Camminando nel grigiore di una piccola via di periferia, fui attratto da un signore in giacca e cravatta all'angolo della strada.
Stava piegato, parlava all'orecchio di un vecchio clochard seduto sul marciapiede, che lo guardava con aria triste,di chi si chiedeva quale instancabile forza lo spingesse ancora a tenere in mano il cappello rovesciato per elemosinare qualche monetina.
Cercai di avvicinarmi per rubare qualche parola del loro discorso, non ci riuscii.
Il loro, era un inquieto muoversi di labbra e mandibole da cui non usciva un filo di voce, o almeno ebbi quella sensazione.
Solo una piccola farfalla si posò sulla mia mano, per riportarmi sulla mia strada.
Appena distolsi lo sguardo da essa, vidi che l'uomo in giacca e cravatta se n'era andato, e il vecchio clochard, alzando la testa verso di me, mi rivolse un sorriso sincero e disse: " Aspetto per poter vedere ancora qualcosa di bello, qualcosa che possa rendermi felice ancora una volta.
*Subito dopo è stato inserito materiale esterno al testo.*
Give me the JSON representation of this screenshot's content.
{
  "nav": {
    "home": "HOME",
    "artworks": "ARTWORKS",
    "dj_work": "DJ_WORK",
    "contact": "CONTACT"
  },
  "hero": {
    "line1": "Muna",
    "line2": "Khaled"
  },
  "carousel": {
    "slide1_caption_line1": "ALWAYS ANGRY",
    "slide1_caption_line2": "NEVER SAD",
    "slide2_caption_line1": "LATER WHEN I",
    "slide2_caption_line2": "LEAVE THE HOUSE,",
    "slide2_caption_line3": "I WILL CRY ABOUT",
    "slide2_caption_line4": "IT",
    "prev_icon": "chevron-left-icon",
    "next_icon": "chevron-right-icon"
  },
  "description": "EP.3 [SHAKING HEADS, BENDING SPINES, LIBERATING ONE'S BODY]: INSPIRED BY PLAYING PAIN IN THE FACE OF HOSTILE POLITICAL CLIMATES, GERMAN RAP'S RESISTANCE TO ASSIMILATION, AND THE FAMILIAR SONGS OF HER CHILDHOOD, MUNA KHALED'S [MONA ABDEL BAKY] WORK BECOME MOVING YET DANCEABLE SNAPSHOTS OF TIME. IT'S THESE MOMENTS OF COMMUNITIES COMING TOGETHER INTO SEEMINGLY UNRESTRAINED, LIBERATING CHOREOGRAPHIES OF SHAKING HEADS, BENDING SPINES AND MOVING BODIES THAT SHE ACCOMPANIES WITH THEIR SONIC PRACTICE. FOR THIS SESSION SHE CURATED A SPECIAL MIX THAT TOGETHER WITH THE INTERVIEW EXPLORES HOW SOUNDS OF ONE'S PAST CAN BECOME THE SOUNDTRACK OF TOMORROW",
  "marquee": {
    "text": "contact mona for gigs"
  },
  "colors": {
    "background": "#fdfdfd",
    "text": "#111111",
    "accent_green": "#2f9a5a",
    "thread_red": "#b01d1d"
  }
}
Aspetto per sorridere di nuovo a me stesso e veder cessare la paura della morte e la speranza della vita eterna. Aspetto che il Paradiso si trasformi in tutto ciò che non sarà per sempre....ora saluta la tua farfalla e vai dove devi andare ".
Momo
Come avrete capito, è solo un raccontino di fantasia.
Pero' contiene un messaggino importante.
Ci vuole davvero poco per conquistare il Paradiso,
non è necessario credere che esista solo nei posti
più impensabili.
A me, basta il sorriso delle ragazze.